The police officers retrieved a stolen .22-caliber revolver from the deceased suspect and three spent casings and three empty cylinders.
Fremont Police Department has said that police firing that killed Indian American teen Nathaniel Prasad on April 5 was the result of the deceased using firearms at the police officers who were assigned to bring-in Prasad, who was evading an arrest warrant.
The official press statement of Fremont Police said Prasad, an 18-year-old Hayward resident, was wanted on a felony firearms possession warrant, a felony probation warrant and a misdemeanor evading arrest warrant for fleeing from a Fremont School Resource Officer on March 22.
The press statement details the sequence of actions undertaken by the department. It said the officers identified
Prasad as a co-passenger in a car driven by a female and soon intercepted it. The suspect tried to escape on foot and an officer was on a pursuit.

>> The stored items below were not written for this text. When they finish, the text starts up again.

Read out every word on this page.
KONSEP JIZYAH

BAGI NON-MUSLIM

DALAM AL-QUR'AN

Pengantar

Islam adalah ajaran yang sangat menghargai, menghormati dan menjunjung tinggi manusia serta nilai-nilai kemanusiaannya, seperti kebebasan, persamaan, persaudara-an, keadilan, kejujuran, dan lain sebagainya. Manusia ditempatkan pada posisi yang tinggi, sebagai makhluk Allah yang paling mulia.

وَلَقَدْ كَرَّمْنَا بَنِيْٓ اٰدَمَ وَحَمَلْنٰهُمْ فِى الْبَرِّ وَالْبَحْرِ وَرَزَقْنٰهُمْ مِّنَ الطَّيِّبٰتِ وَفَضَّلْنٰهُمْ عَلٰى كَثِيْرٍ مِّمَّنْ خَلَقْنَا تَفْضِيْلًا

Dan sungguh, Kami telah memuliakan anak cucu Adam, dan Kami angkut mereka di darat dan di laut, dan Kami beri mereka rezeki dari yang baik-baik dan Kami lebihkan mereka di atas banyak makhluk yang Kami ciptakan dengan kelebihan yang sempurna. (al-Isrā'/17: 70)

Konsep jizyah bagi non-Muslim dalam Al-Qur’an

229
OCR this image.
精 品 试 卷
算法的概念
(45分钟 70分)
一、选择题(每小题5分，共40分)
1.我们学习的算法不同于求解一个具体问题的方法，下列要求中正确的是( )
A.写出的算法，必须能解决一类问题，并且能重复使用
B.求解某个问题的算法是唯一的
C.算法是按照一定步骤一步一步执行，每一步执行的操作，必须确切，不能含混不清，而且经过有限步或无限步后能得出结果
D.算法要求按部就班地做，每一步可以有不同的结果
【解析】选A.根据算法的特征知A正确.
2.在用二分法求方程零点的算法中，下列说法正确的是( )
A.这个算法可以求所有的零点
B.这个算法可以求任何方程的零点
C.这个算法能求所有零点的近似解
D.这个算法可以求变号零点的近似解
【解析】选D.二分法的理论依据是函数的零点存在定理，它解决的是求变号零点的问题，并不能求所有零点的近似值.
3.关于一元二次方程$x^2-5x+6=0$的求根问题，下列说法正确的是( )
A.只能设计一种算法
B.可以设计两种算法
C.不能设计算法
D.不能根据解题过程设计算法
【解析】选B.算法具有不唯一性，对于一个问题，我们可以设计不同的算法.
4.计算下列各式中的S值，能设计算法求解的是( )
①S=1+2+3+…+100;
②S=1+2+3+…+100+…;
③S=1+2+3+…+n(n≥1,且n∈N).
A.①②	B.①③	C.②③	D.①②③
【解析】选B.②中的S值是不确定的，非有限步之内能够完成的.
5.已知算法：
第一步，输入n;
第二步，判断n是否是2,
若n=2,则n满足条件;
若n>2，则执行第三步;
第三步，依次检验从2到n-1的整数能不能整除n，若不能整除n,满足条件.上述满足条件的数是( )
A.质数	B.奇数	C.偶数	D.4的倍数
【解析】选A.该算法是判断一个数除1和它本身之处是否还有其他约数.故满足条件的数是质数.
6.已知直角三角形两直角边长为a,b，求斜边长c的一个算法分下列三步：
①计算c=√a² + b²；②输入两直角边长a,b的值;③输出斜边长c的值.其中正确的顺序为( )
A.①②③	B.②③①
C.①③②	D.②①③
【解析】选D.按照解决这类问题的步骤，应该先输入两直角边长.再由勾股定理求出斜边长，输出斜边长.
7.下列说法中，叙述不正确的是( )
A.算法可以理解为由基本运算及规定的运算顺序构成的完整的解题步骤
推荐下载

The officer located Prasad near a gas station and when tired confronting him, the 18-year-old took a gun from his wallet and fired two rounds before disappearing towards Fremont Blvd.
By this time, there were six officers chasing Prasad and at one point he once again pulled the gun fired at the officers who returned the fire, knocking him down.

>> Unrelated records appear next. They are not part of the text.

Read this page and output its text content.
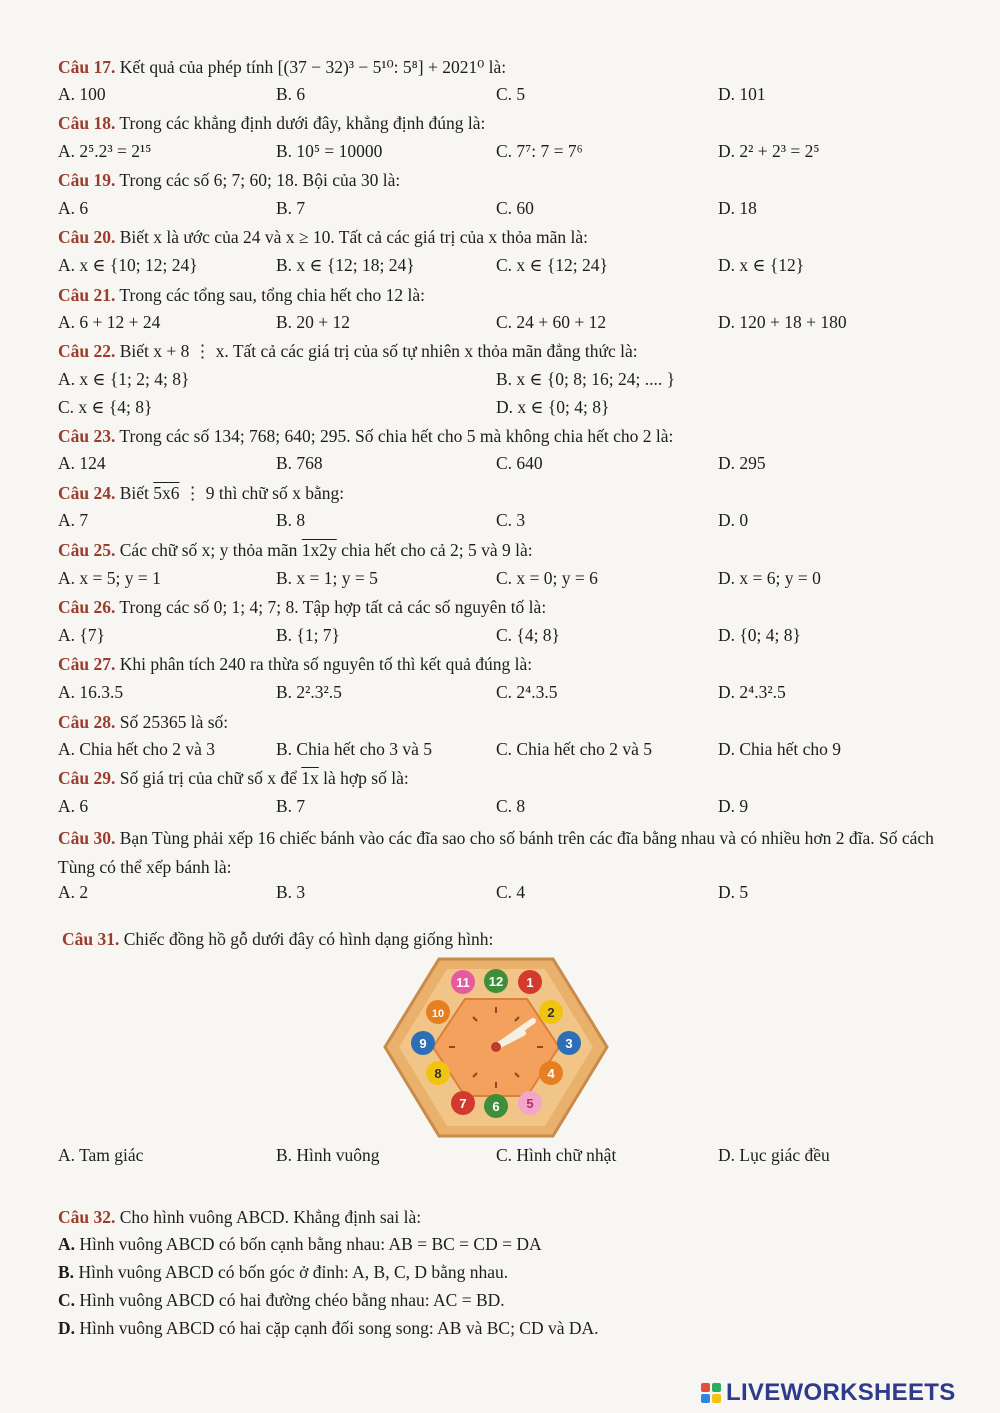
Câu 17. Kết quả của phép tính [(37 − 32)³ − 5¹⁰: 5⁸] + 2021⁰ là:
A. 100	B. 6	C. 5	D. 101
Câu 18. Trong các khẳng định dưới đây, khẳng định đúng là:
A. 2⁵.2³ = 2¹⁵	B. 10⁵ = 10000	C. 7⁷: 7 = 7⁶	D. 2² + 2³ = 2⁵
Câu 19. Trong các số 6; 7; 60; 18. Bội của 30 là:
A. 6	B. 7	C. 60	D. 18
Câu 20. Biết x là ước của 24 và x ≥ 10. Tất cả các giá trị của x thỏa mãn là:
A. x ∈ {10; 12; 24}	B. x ∈ {12; 18; 24}	C. x ∈ {12; 24}	D. x ∈ {12}
Câu 21. Trong các tổng sau, tổng chia hết cho 12 là:
A. 6 + 12 + 24	B. 20 + 12	C. 24 + 60 + 12	D. 120 + 18 + 180
Câu 22. Biết x + 8 ⋮ x. Tất cả các giá trị của số tự nhiên x thỏa mãn đẳng thức là:
A. x ∈ {1; 2; 4; 8}	B. x ∈ {0; 8; 16; 24; .... }
C. x ∈ {4; 8}	D. x ∈ {0; 4; 8}
Câu 23. Trong các số 134; 768; 640; 295. Số chia hết cho 5 mà không chia hết cho 2 là:
A. 124	B. 768	C. 640	D. 295
Câu 24. Biết 5x6 ⋮ 9 thì chữ số x bằng:
A. 7	B. 8	C. 3	D. 0
Câu 25. Các chữ số x; y thỏa mãn 1x2y chia hết cho cả 2; 5 và 9 là:
A. x = 5; y = 1	B. x = 1; y = 5	C. x = 0; y = 6	D. x = 6; y = 0
Câu 26. Trong các số 0; 1; 4; 7; 8. Tập hợp tất cả các số nguyên tố là:
A. {7}	B. {1; 7}	C. {4; 8}	D. {0; 4; 8}
Câu 27. Khi phân tích 240 ra thừa số nguyên tố thì kết quả đúng là:
A. 16.3.5	B. 2².3².5	C. 2⁴.3.5	D. 2⁴.3².5
Câu 28. Số 25365 là số:
A. Chia hết cho 2 và 3	B. Chia hết cho 3 và 5	C. Chia hết cho 2 và 5	D. Chia hết cho 9
Câu 29. Số giá trị của chữ số x để 1x là hợp số là:
A. 6	B. 7	C. 8	D. 9
Câu 30. Bạn Tùng phải xếp 16 chiếc bánh vào các đĩa sao cho số bánh trên các đĩa bằng nhau và có nhiều hơn 2 đĩa. Số cách Tùng có thể xếp bánh là:
A. 2	B. 3	C. 4	D. 5
Câu 31. Chiếc đồng hồ gỗ dưới đây có hình dạng giống hình:
11 12 1
2
3
4
5
6
7
8
9
10
A. Tam giác	B. Hình vuông	C. Hình chữ nhật	D. Lục giác đều
Câu 32. Cho hình vuông ABCD. Khẳng định sai là:
A. Hình vuông ABCD có bốn cạnh bằng nhau: AB = BC = CD = DA
B. Hình vuông ABCD có bốn góc ở đỉnh: A, B, C, D bằng nhau.
C. Hình vuông ABCD có hai đường chéo bằng nhau: AC = BD.
D. Hình vuông ABCD có hai cặp cạnh đối song song: AB và BC; CD và DA.
LIVEWORKSHEETS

The release also said that the body camera video of the officers and the surveillance camera footage outside the Gas Station are evidence that corroborates the details provided by the officers who were on the pursuit.
The police officers retrieved a stolen .22-caliber revolver from the deceased suspect and three spent casings and three empty cylinders.
Even though emergency life support was administered on Prasad he succumbed to the bullet injuries even before the paramedics arrived on scene.
The police have identified the female who was driving the car as Prasad’s mother and she was taken to the Fremont Police Department and her statement was recorded.
Earlier, Prasad’s family had dismissed the version given by police. “We keep seeing what’s written about him and it does not seem to fit how he was,” said Danny Prasad, father of the deceased.
“The police, they’re saying ‘These are the type of people we need to take off the streets,’ and all those other hurtful comments,” Danny Prasad said. “He was just a scared little kid.”